Trump Claims He Is a Macho Man
Susan Glasser has a great essay in today's online New Yorker. Here essential point is that, despite his frequent claims of how tough and macho he is, President Trump is a weak person unwilling or unable to do the hard work of leading and governing. The whole thing is worth reading. Here is an excerpt:
Trump ... [has] monopolized our public stage for the last five years. His desire to be the omnipresent macho man of our public life obscures his very real impotence in the face of indisputable events, like the killing of an innocent black man—or the outbreak of a deadly once-in-a-century pandemic. Now seems to be a rare instance when the hard cold unpleasant facts of what is happening in America have intruded in a most unwelcome way on the Trump Presidency. He is lagging in the polls five months before the Presidential election and, despite trying desperately for the last two and a half months, he has not succeeded in distracting Americans from the awful new normal imposed on our society by the coronavirus and his Administration’s botched handling of it.

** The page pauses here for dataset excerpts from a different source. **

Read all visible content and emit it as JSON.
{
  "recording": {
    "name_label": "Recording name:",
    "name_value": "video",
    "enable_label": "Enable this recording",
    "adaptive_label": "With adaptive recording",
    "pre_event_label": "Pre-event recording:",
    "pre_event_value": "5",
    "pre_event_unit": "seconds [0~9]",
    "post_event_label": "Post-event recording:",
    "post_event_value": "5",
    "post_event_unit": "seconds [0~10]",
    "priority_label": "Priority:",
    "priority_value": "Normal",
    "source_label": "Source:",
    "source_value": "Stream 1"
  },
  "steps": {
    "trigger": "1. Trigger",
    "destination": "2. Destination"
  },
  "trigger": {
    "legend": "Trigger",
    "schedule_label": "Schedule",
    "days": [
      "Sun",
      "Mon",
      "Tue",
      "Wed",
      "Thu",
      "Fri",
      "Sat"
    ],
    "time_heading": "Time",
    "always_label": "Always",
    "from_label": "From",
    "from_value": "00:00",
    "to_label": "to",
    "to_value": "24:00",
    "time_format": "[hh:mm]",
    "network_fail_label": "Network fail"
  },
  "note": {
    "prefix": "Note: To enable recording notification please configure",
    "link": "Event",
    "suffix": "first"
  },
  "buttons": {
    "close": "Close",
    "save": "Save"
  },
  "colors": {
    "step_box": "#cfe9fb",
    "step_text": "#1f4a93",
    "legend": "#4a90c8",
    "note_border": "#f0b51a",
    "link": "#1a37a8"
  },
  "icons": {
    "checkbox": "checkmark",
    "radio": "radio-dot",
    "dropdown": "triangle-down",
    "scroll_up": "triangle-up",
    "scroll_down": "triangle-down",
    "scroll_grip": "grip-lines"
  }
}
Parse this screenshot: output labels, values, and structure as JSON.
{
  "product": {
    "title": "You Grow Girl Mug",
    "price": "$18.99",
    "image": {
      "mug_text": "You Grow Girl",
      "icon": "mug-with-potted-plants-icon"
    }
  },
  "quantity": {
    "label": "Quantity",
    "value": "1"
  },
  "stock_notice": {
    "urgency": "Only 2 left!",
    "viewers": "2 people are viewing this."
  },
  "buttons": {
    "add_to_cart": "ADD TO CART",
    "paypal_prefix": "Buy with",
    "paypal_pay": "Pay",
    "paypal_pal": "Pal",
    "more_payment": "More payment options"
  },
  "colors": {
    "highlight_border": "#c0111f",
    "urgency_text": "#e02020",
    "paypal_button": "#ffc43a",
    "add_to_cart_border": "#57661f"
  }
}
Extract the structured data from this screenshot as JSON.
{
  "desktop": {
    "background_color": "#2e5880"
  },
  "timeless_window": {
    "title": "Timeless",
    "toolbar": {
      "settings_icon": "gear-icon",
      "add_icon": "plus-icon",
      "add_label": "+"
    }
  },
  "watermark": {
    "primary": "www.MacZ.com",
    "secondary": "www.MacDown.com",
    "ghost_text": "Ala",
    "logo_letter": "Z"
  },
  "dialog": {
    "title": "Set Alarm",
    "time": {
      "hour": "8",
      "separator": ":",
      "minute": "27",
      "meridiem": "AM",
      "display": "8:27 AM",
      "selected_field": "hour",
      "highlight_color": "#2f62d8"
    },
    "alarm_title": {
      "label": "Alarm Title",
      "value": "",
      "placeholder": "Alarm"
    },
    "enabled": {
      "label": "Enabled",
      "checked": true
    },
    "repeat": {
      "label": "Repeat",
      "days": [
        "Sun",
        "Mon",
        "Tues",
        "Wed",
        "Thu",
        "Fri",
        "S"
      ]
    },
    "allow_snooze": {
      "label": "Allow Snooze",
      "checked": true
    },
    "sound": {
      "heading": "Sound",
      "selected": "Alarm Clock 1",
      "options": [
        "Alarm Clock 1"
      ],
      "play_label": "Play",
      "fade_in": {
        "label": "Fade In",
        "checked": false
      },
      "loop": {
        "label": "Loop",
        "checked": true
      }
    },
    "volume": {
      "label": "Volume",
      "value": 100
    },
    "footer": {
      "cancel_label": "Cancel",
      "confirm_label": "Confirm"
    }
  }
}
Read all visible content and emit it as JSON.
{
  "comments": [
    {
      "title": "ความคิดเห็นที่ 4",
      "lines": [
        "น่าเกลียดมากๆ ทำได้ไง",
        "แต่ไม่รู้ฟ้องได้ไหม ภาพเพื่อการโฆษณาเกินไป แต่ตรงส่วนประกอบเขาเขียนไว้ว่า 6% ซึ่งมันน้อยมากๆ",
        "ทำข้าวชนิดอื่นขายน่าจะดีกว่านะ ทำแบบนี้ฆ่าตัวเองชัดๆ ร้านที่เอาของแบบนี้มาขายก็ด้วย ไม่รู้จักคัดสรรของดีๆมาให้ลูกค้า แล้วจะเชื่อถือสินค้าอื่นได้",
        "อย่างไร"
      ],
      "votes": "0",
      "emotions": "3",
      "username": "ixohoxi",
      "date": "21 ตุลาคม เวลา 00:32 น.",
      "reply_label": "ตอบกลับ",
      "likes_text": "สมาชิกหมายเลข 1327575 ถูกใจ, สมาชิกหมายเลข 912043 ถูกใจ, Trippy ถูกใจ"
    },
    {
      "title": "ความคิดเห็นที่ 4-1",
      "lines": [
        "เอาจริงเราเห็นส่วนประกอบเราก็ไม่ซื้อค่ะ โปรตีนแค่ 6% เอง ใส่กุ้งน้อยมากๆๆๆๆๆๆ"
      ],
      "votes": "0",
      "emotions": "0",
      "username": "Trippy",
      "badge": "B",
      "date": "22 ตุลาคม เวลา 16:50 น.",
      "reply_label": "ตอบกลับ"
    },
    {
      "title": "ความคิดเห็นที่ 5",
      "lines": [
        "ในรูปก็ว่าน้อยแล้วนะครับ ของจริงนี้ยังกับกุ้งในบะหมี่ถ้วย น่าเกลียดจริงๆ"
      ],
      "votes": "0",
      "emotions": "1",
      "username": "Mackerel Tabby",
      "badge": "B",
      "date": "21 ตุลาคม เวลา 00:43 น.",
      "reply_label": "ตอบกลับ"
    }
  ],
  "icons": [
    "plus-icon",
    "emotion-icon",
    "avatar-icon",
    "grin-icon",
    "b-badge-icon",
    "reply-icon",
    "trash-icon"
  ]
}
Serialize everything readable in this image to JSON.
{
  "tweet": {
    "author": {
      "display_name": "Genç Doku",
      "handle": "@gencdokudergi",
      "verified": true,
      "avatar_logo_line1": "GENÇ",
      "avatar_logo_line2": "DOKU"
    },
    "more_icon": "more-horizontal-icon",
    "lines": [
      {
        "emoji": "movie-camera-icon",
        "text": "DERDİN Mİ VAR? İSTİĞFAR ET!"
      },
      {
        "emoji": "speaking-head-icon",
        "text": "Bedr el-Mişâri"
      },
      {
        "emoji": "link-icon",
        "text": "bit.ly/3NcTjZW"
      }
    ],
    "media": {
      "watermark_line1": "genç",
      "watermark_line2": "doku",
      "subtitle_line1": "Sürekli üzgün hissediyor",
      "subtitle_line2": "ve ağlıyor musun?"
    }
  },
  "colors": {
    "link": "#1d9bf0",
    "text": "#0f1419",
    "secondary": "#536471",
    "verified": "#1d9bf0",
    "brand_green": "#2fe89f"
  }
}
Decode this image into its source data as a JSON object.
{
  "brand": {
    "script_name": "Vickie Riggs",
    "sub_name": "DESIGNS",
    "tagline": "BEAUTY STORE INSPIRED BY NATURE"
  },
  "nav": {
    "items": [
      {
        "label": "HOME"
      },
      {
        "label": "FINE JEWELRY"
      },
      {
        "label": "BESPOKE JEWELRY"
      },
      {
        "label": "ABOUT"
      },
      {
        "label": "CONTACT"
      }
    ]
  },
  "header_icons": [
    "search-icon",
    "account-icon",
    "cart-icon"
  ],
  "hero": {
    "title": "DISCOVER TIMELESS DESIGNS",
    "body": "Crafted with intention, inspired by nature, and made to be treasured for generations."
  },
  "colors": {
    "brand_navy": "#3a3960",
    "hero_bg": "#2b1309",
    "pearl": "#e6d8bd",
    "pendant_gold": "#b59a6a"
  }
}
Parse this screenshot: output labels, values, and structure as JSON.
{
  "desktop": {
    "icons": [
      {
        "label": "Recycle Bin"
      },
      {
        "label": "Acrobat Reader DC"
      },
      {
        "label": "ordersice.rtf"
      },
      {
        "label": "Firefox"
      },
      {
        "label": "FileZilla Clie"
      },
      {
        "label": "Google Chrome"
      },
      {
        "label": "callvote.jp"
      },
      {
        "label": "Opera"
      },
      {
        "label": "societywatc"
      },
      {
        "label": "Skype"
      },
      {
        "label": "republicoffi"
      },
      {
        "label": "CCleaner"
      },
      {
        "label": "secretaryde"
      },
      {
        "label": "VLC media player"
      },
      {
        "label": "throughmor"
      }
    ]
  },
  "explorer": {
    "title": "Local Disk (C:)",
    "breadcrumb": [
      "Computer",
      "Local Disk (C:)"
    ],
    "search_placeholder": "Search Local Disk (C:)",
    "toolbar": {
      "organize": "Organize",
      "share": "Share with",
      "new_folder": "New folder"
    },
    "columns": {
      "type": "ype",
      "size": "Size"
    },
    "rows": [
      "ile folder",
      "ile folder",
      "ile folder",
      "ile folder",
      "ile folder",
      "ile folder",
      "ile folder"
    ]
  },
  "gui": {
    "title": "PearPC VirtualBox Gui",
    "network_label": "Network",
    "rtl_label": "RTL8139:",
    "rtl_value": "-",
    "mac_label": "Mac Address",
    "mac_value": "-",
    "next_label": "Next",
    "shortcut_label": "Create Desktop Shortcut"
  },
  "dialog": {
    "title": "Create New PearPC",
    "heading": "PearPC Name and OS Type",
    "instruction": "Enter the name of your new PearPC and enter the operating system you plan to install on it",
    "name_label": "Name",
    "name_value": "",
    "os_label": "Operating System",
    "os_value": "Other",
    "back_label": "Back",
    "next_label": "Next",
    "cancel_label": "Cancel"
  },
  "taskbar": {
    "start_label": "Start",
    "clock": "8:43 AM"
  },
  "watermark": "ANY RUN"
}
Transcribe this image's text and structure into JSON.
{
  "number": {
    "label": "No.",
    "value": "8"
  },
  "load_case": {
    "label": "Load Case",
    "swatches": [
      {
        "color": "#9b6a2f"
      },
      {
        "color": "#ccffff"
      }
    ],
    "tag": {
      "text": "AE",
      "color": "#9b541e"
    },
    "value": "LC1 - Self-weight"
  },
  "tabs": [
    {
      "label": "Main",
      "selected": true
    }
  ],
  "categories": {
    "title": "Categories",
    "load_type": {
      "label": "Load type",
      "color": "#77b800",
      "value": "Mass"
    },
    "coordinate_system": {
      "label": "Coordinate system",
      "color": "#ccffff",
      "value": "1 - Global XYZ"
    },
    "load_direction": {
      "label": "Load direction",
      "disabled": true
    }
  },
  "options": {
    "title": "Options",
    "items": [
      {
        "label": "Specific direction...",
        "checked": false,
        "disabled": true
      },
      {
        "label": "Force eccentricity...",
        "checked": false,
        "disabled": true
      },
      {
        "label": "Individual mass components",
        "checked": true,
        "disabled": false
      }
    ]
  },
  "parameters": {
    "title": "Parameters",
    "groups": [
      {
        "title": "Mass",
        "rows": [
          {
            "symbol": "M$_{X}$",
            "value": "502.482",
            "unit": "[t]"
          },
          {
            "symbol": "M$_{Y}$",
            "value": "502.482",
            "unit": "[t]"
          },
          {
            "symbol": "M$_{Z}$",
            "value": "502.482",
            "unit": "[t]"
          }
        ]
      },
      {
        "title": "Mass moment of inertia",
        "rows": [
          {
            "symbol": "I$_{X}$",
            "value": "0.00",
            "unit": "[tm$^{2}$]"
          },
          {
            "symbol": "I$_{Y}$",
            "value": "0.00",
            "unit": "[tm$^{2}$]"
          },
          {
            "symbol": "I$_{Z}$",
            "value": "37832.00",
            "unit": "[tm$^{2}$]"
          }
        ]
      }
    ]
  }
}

We don’t know yet how the last few days will reshape Trump or his Presidency. Is this the beginning of a long, hot summer of discord in our cities that will cause a white American backlash of the sort that Trump has long encouraged and embraced? In the past, Trump has shamelessly stoked racial discord and divisiveness for political gain. He is expert at blame-shifting and dog-whistling. In his tweets on Sunday afternoon, he was already conjuring the spirit of Richard Nixon in 1968 to call for “law and order” as another long night of mayhem looms. He may briefly hunker down in his White House bunker, but he has never done so for long. If this crisis is like any of the many others in his life, Trump will talk and tweet and tweet and talk no matter how many Americans wish he would just shut up. Irrefutable events, however, are piling up on the Trump Presidency, and, although it is only May, 2020 has already given us an impeachment trial, a deadly plague, and the biggest economic collapse since the Great Depression. We can now add the worst riots in a generation to this election year’s grim bid for the history books. Will that finally be enough to silence Donald Trump?